Abandoned Offices
While most of America has returned to the office, a staggering number of federal employees have left their office spaces vacant. The Office of Personnel Management’s December 2024 “Status of Telework in the Federal Government Report to Congress” recounts an increase in the percentage of federal employees eligible for telework, from 52 percent in fiscal year (FY) 2022 to 57 percent in FY 2023 under the Biden-Harris Administration.
Of those telework-eligible employees, 75 percent of them teleworked in 2023 which meant that 43 percent of federal employees participated in telework in 2023. While this is a decline from the high of 47 percent reached in 2022, it is still roughly double the 22 percent of federal employees who teleworked in 2019. Moreover, an additional 7 percent of federal employees are classified as remote workers.

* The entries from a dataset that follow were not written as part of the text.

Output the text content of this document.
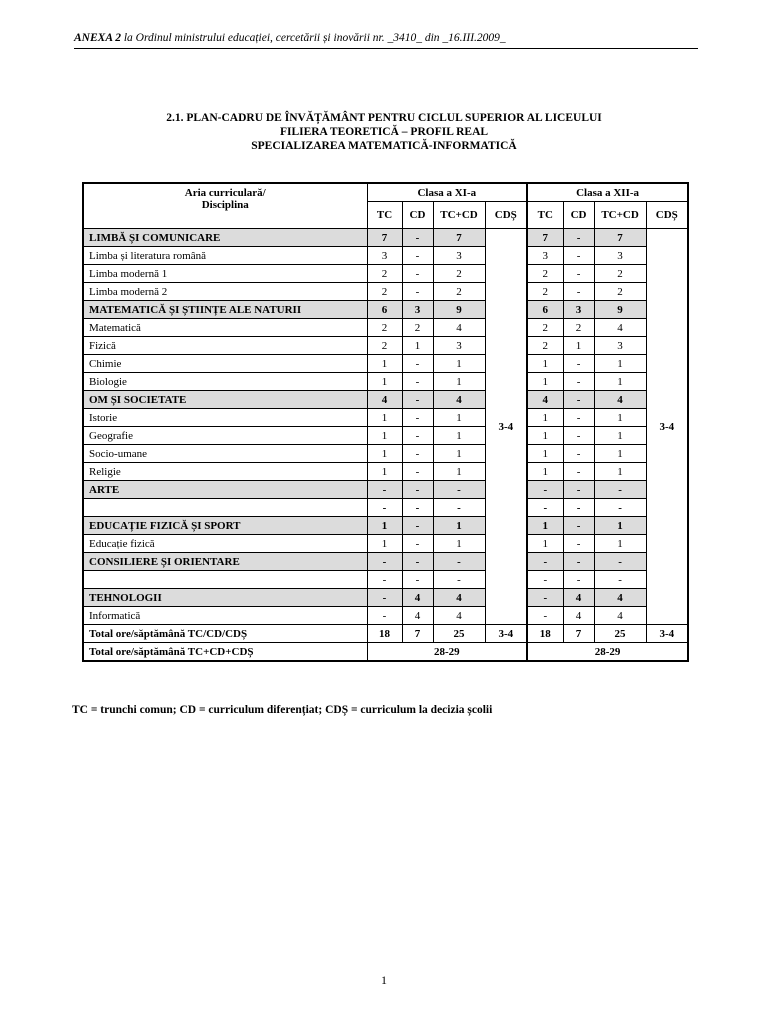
ANEXA 2 la Ordinul ministrului educației, cercetării și inovării nr. _3410_ din _16.III.2009_
2.1. PLAN-CADRU DE ÎNVĂȚĂMÂNT PENTRU CICLUL SUPERIOR AL LICEULUI
FILIERA TEORETICĂ – PROFIL REAL
SPECIALIZAREA MATEMATICĂ-INFORMATICĂ
Aria curriculară/
Disciplina	Clasa a XI-a				Clasa a XII-a			
	TC	CD	TC+CD	CDȘ	TC	CD	TC+CD	CDȘ
LIMBĂ ȘI COMUNICARE	7	-	7	3-4	7	-	7	3-4
Limba și literatura română	3	-	3		3	-	3	
Limba modernă 1	2	-	2		2	-	2	
Limba modernă 2	2	-	2		2	-	2	
MATEMATICĂ ȘI ȘTIINȚE ALE NATURII	6	3	9		6	3	9	
Matematică	2	2	4		2	2	4	
Fizică	2	1	3		2	1	3	
Chimie	1	-	1		1	-	1	
Biologie	1	-	1		1	-	1	
OM ȘI SOCIETATE	4	-	4		4	-	4	
Istorie	1	-	1		1	-	1	
Geografie	1	-	1		1	-	1	
Socio-umane	1	-	1		1	-	1	
Religie	1	-	1		1	-	1	
ARTE	-	-	-		-	-	-	
	-	-	-		-	-	-	
EDUCAȚIE FIZICĂ ȘI SPORT	1	-	1		1	-	1	
Educație fizică	1	-	1		1	-	1	
CONSILIERE ȘI ORIENTARE	-	-	-		-	-	-	
	-	-	-		-	-	-	
TEHNOLOGII	-	4	4		-	4	4	
Informatică	-	4	4		-	4	4	
Total ore/săptămână TC/CD/CDȘ	18	7	25	3-4	18	7	25	3-4
Total ore/săptămână TC+CD+CDȘ	28-29				28-29			
TC = trunchi comun; CD = curriculum diferențiat; CDȘ = curriculum la decizia școlii
1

Taxpayers Should Not Fund Unused Buildings
Amidst the massive increase in federal telework, a 2024 report to Congress from the Public Buildings Reform Board found that federal office buildings in DC averaged a mere 12 percent occupancy rate and no building was more than 26 percent full. The Department of Labor has capacity for 4,868 people, yet a mere 441 were there on an average day (9 percent occupancy). The Department of Veterans Affairs was only 7 percent occupied; the Department of Agriculture was only 6 percent occupied, and the Department of Energy had a mere 8 people in its 1.8 million square foot space (0 percent).

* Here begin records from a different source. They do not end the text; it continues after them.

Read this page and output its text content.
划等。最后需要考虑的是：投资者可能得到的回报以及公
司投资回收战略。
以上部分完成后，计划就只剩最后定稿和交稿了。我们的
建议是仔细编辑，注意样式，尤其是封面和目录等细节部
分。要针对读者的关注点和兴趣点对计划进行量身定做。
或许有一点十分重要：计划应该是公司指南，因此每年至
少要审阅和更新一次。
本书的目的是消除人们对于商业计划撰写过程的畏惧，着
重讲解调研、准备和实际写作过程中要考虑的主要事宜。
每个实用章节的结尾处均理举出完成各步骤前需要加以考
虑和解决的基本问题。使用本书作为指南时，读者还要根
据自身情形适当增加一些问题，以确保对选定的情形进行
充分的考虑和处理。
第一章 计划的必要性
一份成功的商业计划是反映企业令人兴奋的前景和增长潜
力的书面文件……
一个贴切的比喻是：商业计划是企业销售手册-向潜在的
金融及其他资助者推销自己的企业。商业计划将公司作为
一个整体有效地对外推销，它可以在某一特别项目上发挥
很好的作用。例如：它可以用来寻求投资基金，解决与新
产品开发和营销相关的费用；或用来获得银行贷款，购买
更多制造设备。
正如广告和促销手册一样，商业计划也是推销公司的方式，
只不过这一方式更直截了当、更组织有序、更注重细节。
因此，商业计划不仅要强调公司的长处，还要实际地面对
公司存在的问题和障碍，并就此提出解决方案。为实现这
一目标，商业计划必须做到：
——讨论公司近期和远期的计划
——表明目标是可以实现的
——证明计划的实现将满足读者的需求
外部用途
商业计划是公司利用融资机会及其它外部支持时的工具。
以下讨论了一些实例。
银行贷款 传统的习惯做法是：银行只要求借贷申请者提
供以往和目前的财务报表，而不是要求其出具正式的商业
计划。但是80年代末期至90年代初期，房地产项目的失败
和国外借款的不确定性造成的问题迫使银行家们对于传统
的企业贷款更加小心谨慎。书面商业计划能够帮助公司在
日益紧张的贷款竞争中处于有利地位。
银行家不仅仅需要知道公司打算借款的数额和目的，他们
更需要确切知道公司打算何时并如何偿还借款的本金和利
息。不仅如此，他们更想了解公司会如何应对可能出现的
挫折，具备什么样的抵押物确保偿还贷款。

The federal government spends $8 billion a year to operate, maintain, and lease office space, and about half of the government’s leases (covering more than 70 million square feet of space) have expiration dates between 2025 and 2029. Agencies that use less than a specified percentage of their office space should be required to reduce their space or to merge with other underutilized federal office spaces. This would save taxpayers billions of dollars per year and would free up space for the private sector to put to more productive use.
Locality Pay Loopholes
Federal employee salaries are determined, at least in part, by where the employee’s office is based. The pay for employees performing similar jobs can vary up to $20,000 between localities.
The office of Inspectors General found that between 23 and 68 percent of teleworking employees collect incorrect locality pay that is higher than what their pay would be if it was adjusted to location in which they are actually living and working.

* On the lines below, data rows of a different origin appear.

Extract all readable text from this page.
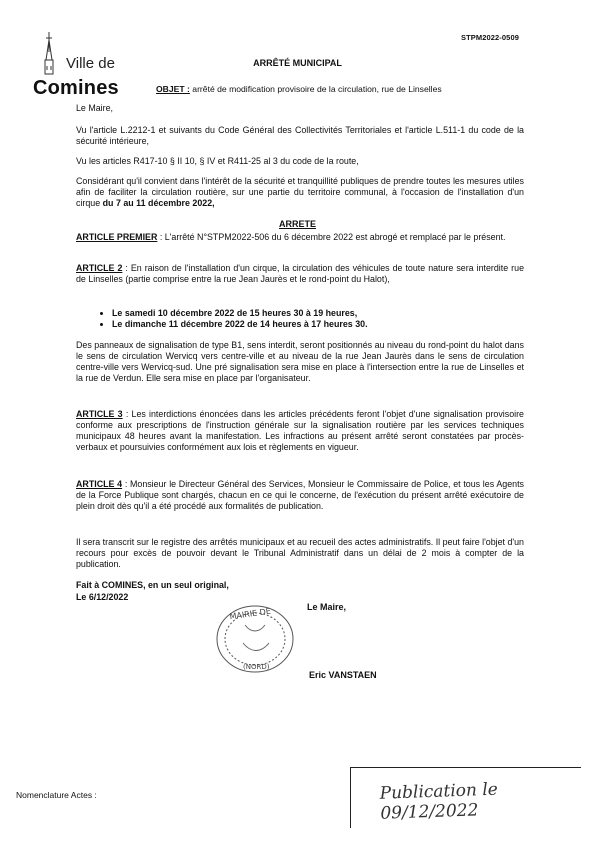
STPM2022-0509
Ville de
Comines
ARRÊTÉ MUNICIPAL
OBJET : arrêté de modification provisoire de la circulation, rue de Linselles
Le Maire,
Vu l'article L.2212-1 et suivants du Code Général des Collectivités Territoriales et l'article L.511-1 du code de la sécurité intérieure,
Vu les articles R417-10 § II 10, § IV et R411-25 al 3 du code de la route,
Considérant qu'il convient dans l'intérêt de la sécurité et tranquillité publiques de prendre toutes les mesures utiles afin de faciliter la circulation routière, sur une partie du territoire communal, à l'occasion de l'installation d'un cirque du 7 au 11 décembre 2022,
ARRETE
ARTICLE PREMIER : L'arrêté N°STPM2022-506 du 6 décembre 2022 est abrogé et remplacé par le présent.
ARTICLE 2 : En raison de l'installation d'un cirque, la circulation des véhicules de toute nature sera interdite rue de Linselles (partie comprise entre la rue Jean Jaurès et le rond-point du Halot),
• Le samedi 10 décembre 2022 de 15 heures 30 à 19 heures,
• Le dimanche 11 décembre 2022 de 14 heures à 17 heures 30.
Des panneaux de signalisation de type B1, sens interdit, seront positionnés au niveau du rond-point du halot dans le sens de circulation Wervicq vers centre-ville et au niveau de la rue Jean Jaurès dans le sens de circulation centre-ville vers Wervicq-sud. Une pré signalisation sera mise en place à l'intersection entre la rue de Linselles et la rue de Verdun. Elle sera mise en place par l'organisateur.
ARTICLE 3 : Les interdictions énoncées dans les articles précédents feront l'objet d'une signalisation provisoire conforme aux prescriptions de l'instruction générale sur la signalisation routière par les services techniques municipaux 48 heures avant la manifestation. Les infractions au présent arrêté seront constatées par procès-verbaux et poursuivies conformément aux lois et règlements en vigueur.
ARTICLE 4 : Monsieur le Directeur Général des Services, Monsieur le Commissaire de Police, et tous les Agents de la Force Publique sont chargés, chacun en ce qui le concerne, de l'exécution du présent arrêté exécutoire de plein droit dès qu'il a été procédé aux formalités de publication.
Il sera transcrit sur le registre des arrêtés municipaux et au recueil des actes administratifs. Il peut faire l'objet d'un recours pour excès de pouvoir devant le Tribunal Administratif dans un délai de 2 mois à compter de la publication.
Fait à COMINES, en un seul original,
Le 6/12/2022
MAIRIE DE
(NORD)
Le Maire,
Eric VANSTAEN
Nomenclature Actes :	Publication le 09/12/2022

Congress Should Reduce Empty Unused Office Space and Restructure Locality Pay
In her “Out of Office” report, Senator Joni Ernst recommended specific legislation to save taxpayers from paying for unused office space and wrong locality pay adjustments.
The bipartisan Telework Transparency Act would require independent annual reviews of agencies to better ensure correct locality pay adjustments.
The Requiring Effective Management and Oversight of Teleworking Employees (REMOTE) Act would provide location tracking of employees’ work to enable proper pay determinations.
The Utilizing Space Efficiently and Improving Technologies (USE IT) Act would require buildings with less than 60 percent occupancy rates to reduce or consolidate their unused space.